Du fait de postulats faux, les conséquences tirées m’ont parues on ne peut plus fragile. Autant j’entendais bien la défiance des institutions financières les unes par rapport aux autres, le ralentissement économique qui s’ensuit, et ainsi de suite (je ne doute pas que la dette publique américaine risque de causer une récession très profonde et générale), mais je ne vois pas comment on aboutit à la fin de toute les civilisations sur l’ensemble du globe, d’autant plus que la chose me paraît être en contradiction avec les dynamiques observées jusqu’ici.

Une démonstration magistrale (?)

Attendez un instant. J’explique depuis cinq minutes que les postulats sont faux, pour conclure que la démonstration serait magistrale? Ne serais-je pas en train de me contredire?

Hé bien, non. Je ne me contredis pas. La démonstration est bien magistrale.

Mais il faut que je précise de quelle démonstration il s’agit : je ne parle pas des causes de la chute, mais de l’exposé de l’hypothèse selon laquelle toute vie intelligente est condamnée à s’auto-détruire.

C’est une longue discussion que vous trouverez (de mémoire) vers la fin du livre.
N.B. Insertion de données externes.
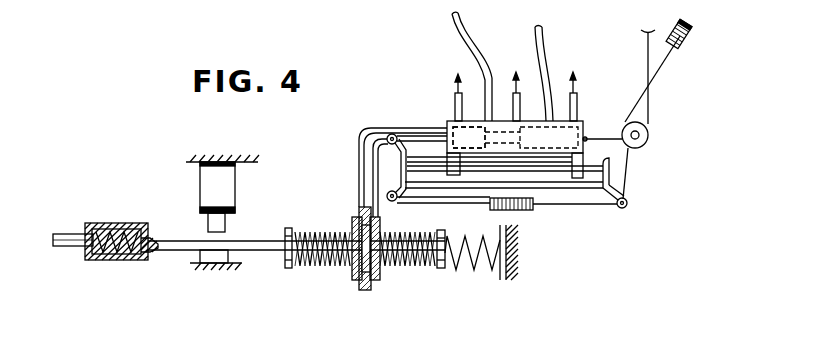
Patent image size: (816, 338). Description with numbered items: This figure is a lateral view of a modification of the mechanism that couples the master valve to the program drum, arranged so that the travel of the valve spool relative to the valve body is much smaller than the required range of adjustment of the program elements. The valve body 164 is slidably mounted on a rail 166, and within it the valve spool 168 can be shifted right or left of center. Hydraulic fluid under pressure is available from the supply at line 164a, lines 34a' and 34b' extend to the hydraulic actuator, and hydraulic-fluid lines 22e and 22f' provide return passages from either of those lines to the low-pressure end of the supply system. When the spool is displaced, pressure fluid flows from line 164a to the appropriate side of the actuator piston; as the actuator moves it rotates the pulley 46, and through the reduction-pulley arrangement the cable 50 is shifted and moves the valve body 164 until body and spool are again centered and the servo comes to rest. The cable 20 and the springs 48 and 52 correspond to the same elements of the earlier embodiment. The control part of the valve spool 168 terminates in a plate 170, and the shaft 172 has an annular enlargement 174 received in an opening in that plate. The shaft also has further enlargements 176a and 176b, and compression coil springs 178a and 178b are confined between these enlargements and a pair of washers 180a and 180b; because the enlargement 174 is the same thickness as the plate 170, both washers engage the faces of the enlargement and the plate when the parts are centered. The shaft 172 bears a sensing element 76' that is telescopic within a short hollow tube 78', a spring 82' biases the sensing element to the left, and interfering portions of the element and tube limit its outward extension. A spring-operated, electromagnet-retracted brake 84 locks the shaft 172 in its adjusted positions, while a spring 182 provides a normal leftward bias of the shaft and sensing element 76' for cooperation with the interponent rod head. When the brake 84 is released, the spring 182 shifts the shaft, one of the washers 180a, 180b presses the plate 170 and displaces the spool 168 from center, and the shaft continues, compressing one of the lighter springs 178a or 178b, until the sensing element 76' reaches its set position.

The sensing element 76' is at (64, 226).
The short hollow tube 78' is at (116, 226).
The spring 82' is at (124, 265).
The shaft 172 is at (172, 251).
The brake 84 is at (200, 184).
The shaft enlargement 176a is at (288, 230).
The compression coil spring 178a is at (313, 262).
The washer 180a is at (356, 282).
The washer 180b is at (379, 282).
The annular enlargement 174 is at (362, 236).
The plate 170 is at (366, 208).
The compression coil spring 178b is at (415, 250).
The shaft enlargement 176b is at (442, 270).
The spring 182 is at (474, 246).
The valve body 164 is at (443, 114).
The valve spool 168 is at (447, 127).
The hydraulic-fluid line 22e is at (455, 98).
The supply line 164a is at (512, 96).
The hydraulic-fluid line 22f' is at (591, 91).
The line 34a' is at (446, 66).
The line 34b' is at (561, 67).
The rail 166 is at (562, 170).
The spring 52 is at (526, 210).
The cable 50 is at (601, 139).
The pulley 46 is at (648, 142).
The cable 20 is at (648, 98).
The spring 48 is at (686, 40).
Cette dernière expose magistralement cette hypothèse ; c’est même, j’ose le dire, une des meilleures présentations que j’ai pu lire de cette dernière, et tout le livre est articulé autour de cette démonstration.

D’où mon avis mitigé : vous aurez compris que je n’ai pas été convaincu, mais j’ai tout de même tiré un certain plaisir de cette lecture, et surtout de cette discussion (que j’ai trouvé très stimulante).

Je vous invite donc à lire ce livre, mais à ne pas y placer d’espoirs excessifs.